Another child, Jack, is clearly being "therapied" for his empathy with animals which is somehow "unsecular" [because gosh, there are no atheist vegetarians, and some religious people don't think the Bible gives them mastery over animals]. Micha receives a lecture that "We are not special. Humans are highly developed animals, that is all. We are not special in any way--not even in this puny world, let alone in the universe." (103) but this is again undermined by the passion of Jack and Micah and the firm belief of Emily in the afterlife.

I'll skip ahead now to the next stacking of decks. Raul discovers the journal of a monk who had dwelt in the building they are in when it was still a monastery and realizes that some of the history he has been given isn't true. Well gosh. Apparently they got a few dates wrong. Raul's discovery of this journal inspires him to go looking for the Brother who he finds, and who insists that his "real" name is Paul and the name has been messed with by the Republic (Arym is "really" Mary). Raul uses this inspiration to deny the catechism of the Republic , gets lobotomized, dies, and inspires Arym to go out in the world having abandoned her "faith" in the Secular Society and having acquired Raul's belief that humans are here for a purpose and that God exists.
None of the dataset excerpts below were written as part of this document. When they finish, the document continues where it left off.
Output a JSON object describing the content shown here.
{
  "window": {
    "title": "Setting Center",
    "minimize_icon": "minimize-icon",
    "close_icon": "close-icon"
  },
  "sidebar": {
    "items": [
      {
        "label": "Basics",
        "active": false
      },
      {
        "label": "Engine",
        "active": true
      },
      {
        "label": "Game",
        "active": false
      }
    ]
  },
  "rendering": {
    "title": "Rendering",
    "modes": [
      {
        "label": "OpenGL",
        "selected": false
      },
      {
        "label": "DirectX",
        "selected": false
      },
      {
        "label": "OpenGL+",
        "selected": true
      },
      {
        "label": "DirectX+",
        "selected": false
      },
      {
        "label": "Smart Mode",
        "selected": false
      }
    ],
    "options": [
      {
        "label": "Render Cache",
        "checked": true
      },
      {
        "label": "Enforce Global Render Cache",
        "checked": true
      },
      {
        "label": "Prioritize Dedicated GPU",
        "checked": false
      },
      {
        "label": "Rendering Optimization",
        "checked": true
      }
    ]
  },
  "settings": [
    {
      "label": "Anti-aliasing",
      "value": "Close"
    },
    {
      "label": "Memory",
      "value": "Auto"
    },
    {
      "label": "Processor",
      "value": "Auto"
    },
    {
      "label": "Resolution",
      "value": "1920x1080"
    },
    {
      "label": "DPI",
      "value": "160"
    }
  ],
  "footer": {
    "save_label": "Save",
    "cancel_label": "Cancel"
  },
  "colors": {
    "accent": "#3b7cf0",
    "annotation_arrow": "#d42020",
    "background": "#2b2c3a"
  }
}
I could have handled an argument that "people tend to ritualize and make faith out of anything" but that's not what's going on here.

So to summarise:
Scientific society will stagnate intellectually without God.
Scientific societies will lose all interest in actual, you know, science.
The belief that humans are no more important than animals will lead to the death of empathy.
Probability theory can disprove the evidence of evolution and prove the existence of God.
That telescope in your closet is there to look on the works of God and and wonder.


Blogger Ken said...

To be specific, this sounds like Intelligent Design SF. This is more insidious than what most people think of as 'creationism', i.e. 'creation science', Young Earth and Flood Geology. The stuff about science and morality withering in a society based on philosophical naturalism is standard ID ideology.

4:57 AM  
Blogger Unknown said...

It strikes me that this writer really hasn't a clue what science is. Like far too many of his narrow-minded brethren, he can't actually grasp the concept of atheism, or even of a way of knowing that is not religious, so he portrays science as...a religion. Scientific thought doesn't hinge upon deified writings that cannot be questioned--that's a religious point of view. Scientific thought, when applied rigorously, requires that all conclusions be verified, replicated, and accord with empirical evidence.
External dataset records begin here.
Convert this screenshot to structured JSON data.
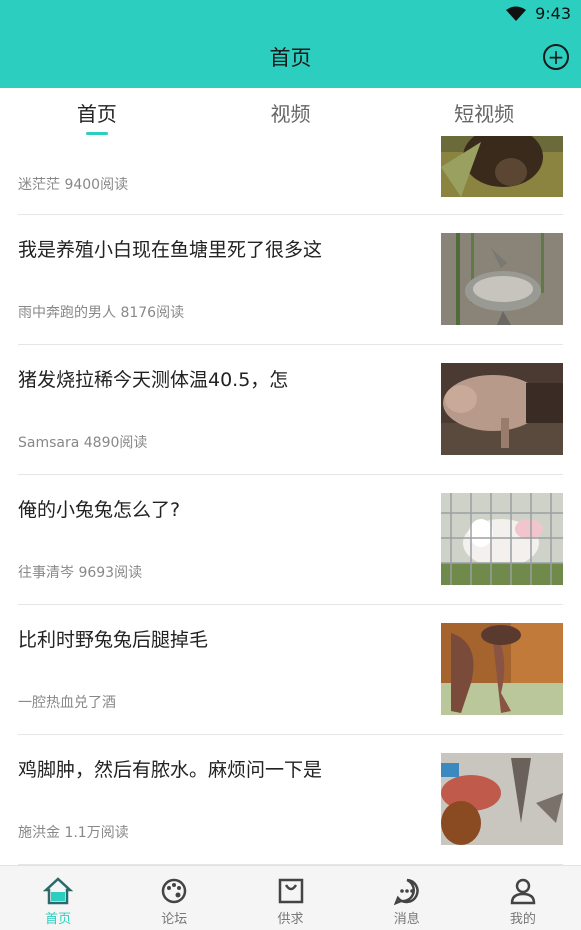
{
  "status": {
    "time": "9:43",
    "wifi_icon": "wifi-icon"
  },
  "header": {
    "title": "首页",
    "add_icon": "plus-circle-icon"
  },
  "tabs": [
    {
      "label": "首页",
      "active": true
    },
    {
      "label": "视频",
      "active": false
    },
    {
      "label": "短视频",
      "active": false
    }
  ],
  "posts": [
    {
      "title": "",
      "meta": "迷茫茫 9400阅读"
    },
    {
      "title": "我是养殖小白现在鱼塘里死了很多这",
      "meta": "雨中奔跑的男人 8176阅读"
    },
    {
      "title": "猪发烧拉稀今天测体温40.5，怎",
      "meta": "Samsara 4890阅读"
    },
    {
      "title": "俺的小兔兔怎么了?",
      "meta": "往事清岑 9693阅读"
    },
    {
      "title": "比利时野兔兔后腿掉毛",
      "meta": "一腔热血兑了酒"
    },
    {
      "title": "鸡脚肿，然后有脓水。麻烦问一下是",
      "meta": "施洪金 1.1万阅读"
    }
  ],
  "bottom_nav": [
    {
      "label": "首页",
      "icon": "home-icon",
      "active": true
    },
    {
      "label": "论坛",
      "icon": "palette-icon",
      "active": false
    },
    {
      "label": "供求",
      "icon": "bag-icon",
      "active": false
    },
    {
      "label": "消息",
      "icon": "chat-icon",
      "active": false
    },
    {
      "label": "我的",
      "icon": "user-icon",
      "active": false
    }
  ],
  "colors": {
    "accent": "#2ccfbf",
    "text": "#222222",
    "meta": "#888888"
  }
}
One could go on. I will just mention in passing how irritated I get with the "atheists can't be moral" nonsense. I suppose I will have to call my mother, my stepfather, my grandfather, my uncle, and my late grandparents (oops, I can't) and let them all know that we are inherently immoral. Because current events and the past few thousand years of human history so clearly demonstrates the inherent moral superiority of those who believe.

11:13 AM  
Blogger Unknown said...

I think that this is a very clever and interesting book.
I don't think that the author was impling that atheists were all immoral, I think he was just exploring an idea of science ruling society with a very strict regime and absolutely no influence of religion.
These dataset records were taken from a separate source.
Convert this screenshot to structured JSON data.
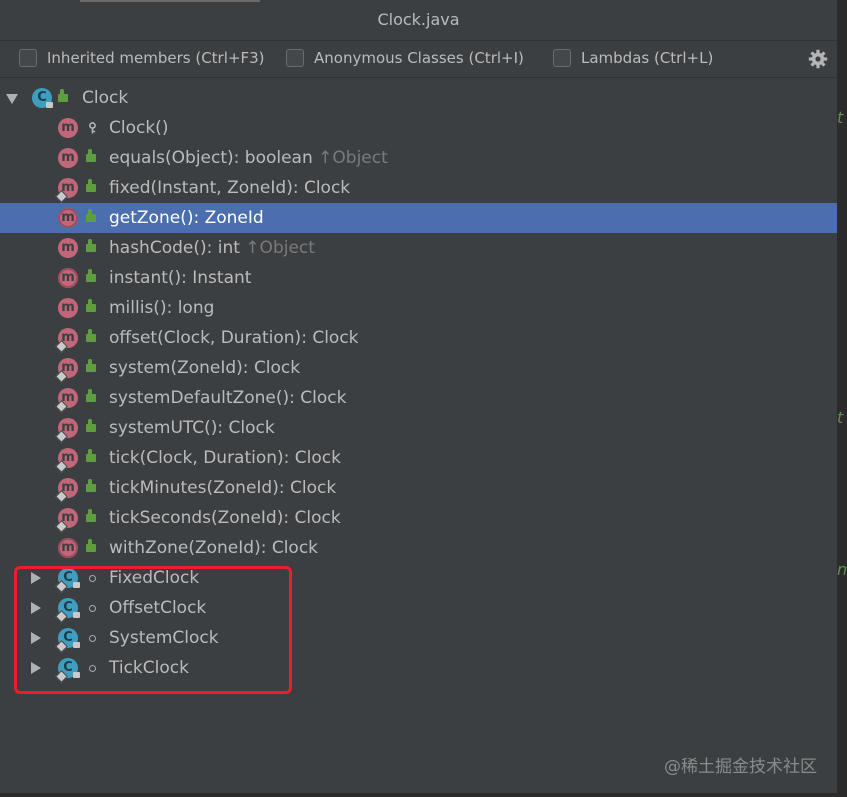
{
  "window": {
    "title": "Clock.java"
  },
  "filters": [
    {
      "label": "Inherited members (Ctrl+F3)",
      "checked": false
    },
    {
      "label": "Anonymous Classes (Ctrl+I)",
      "checked": false
    },
    {
      "label": "Lambdas (Ctrl+L)",
      "checked": false
    }
  ],
  "toolbar": {
    "settings_icon": "gear-icon"
  },
  "tree": {
    "root": {
      "label": "Clock",
      "expanded": true,
      "icon": "abstract-class-icon"
    },
    "members": [
      {
        "label": "Clock()",
        "inherited": "",
        "icon": "method-icon",
        "visibility": "protected"
      },
      {
        "label": "equals(Object): boolean",
        "inherited": "↑Object",
        "icon": "method-icon",
        "visibility": "public"
      },
      {
        "label": "fixed(Instant, ZoneId): Clock",
        "inherited": "",
        "icon": "static-method-icon",
        "visibility": "public"
      },
      {
        "label": "getZone(): ZoneId",
        "inherited": "",
        "icon": "abstract-method-icon",
        "visibility": "public",
        "selected": true
      },
      {
        "label": "hashCode(): int",
        "inherited": "↑Object",
        "icon": "method-icon",
        "visibility": "public"
      },
      {
        "label": "instant(): Instant",
        "inherited": "",
        "icon": "abstract-method-icon",
        "visibility": "public"
      },
      {
        "label": "millis(): long",
        "inherited": "",
        "icon": "method-icon",
        "visibility": "public"
      },
      {
        "label": "offset(Clock, Duration): Clock",
        "inherited": "",
        "icon": "static-method-icon",
        "visibility": "public"
      },
      {
        "label": "system(ZoneId): Clock",
        "inherited": "",
        "icon": "static-method-icon",
        "visibility": "public"
      },
      {
        "label": "systemDefaultZone(): Clock",
        "inherited": "",
        "icon": "static-method-icon",
        "visibility": "public"
      },
      {
        "label": "systemUTC(): Clock",
        "inherited": "",
        "icon": "static-method-icon",
        "visibility": "public"
      },
      {
        "label": "tick(Clock, Duration): Clock",
        "inherited": "",
        "icon": "static-method-icon",
        "visibility": "public"
      },
      {
        "label": "tickMinutes(ZoneId): Clock",
        "inherited": "",
        "icon": "static-method-icon",
        "visibility": "public"
      },
      {
        "label": "tickSeconds(ZoneId): Clock",
        "inherited": "",
        "icon": "static-method-icon",
        "visibility": "public"
      },
      {
        "label": "withZone(ZoneId): Clock",
        "inherited": "",
        "icon": "abstract-method-icon",
        "visibility": "public"
      }
    ],
    "nested_classes": [
      {
        "label": "FixedClock",
        "expanded": false,
        "icon": "static-final-class-icon",
        "visibility": "package-private"
      },
      {
        "label": "OffsetClock",
        "expanded": false,
        "icon": "static-final-class-icon",
        "visibility": "package-private"
      },
      {
        "label": "SystemClock",
        "expanded": false,
        "icon": "static-final-class-icon",
        "visibility": "package-private"
      },
      {
        "label": "TickClock",
        "expanded": false,
        "icon": "static-final-class-icon",
        "visibility": "package-private"
      }
    ]
  },
  "annotation": {
    "color": "#e8202a"
  },
  "watermark": {
    "text": "@稀土掘金技术社区"
  },
  "colors": {
    "background": "#3c3f41",
    "selection": "#4b6eaf",
    "method_icon": "#c2667a",
    "class_icon": "#3f9ebf",
    "public_lock": "#5f9e3f"
  }
}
I also think that society and it's laws are based around religion, look at the first set of laws ever recorded for us, the 10 commandments, even atheists are involved with religion in some way, I think.

I also think that religion doesn't cause wars, maybe sometimes those who interpret religious materials wrongly start the wars. Anyway there are lots of other factors of war, e.g, politics.

This is entirely a work of fiction, and isn't accusing anyone or any group of people of anything, and it should just be enjoyed.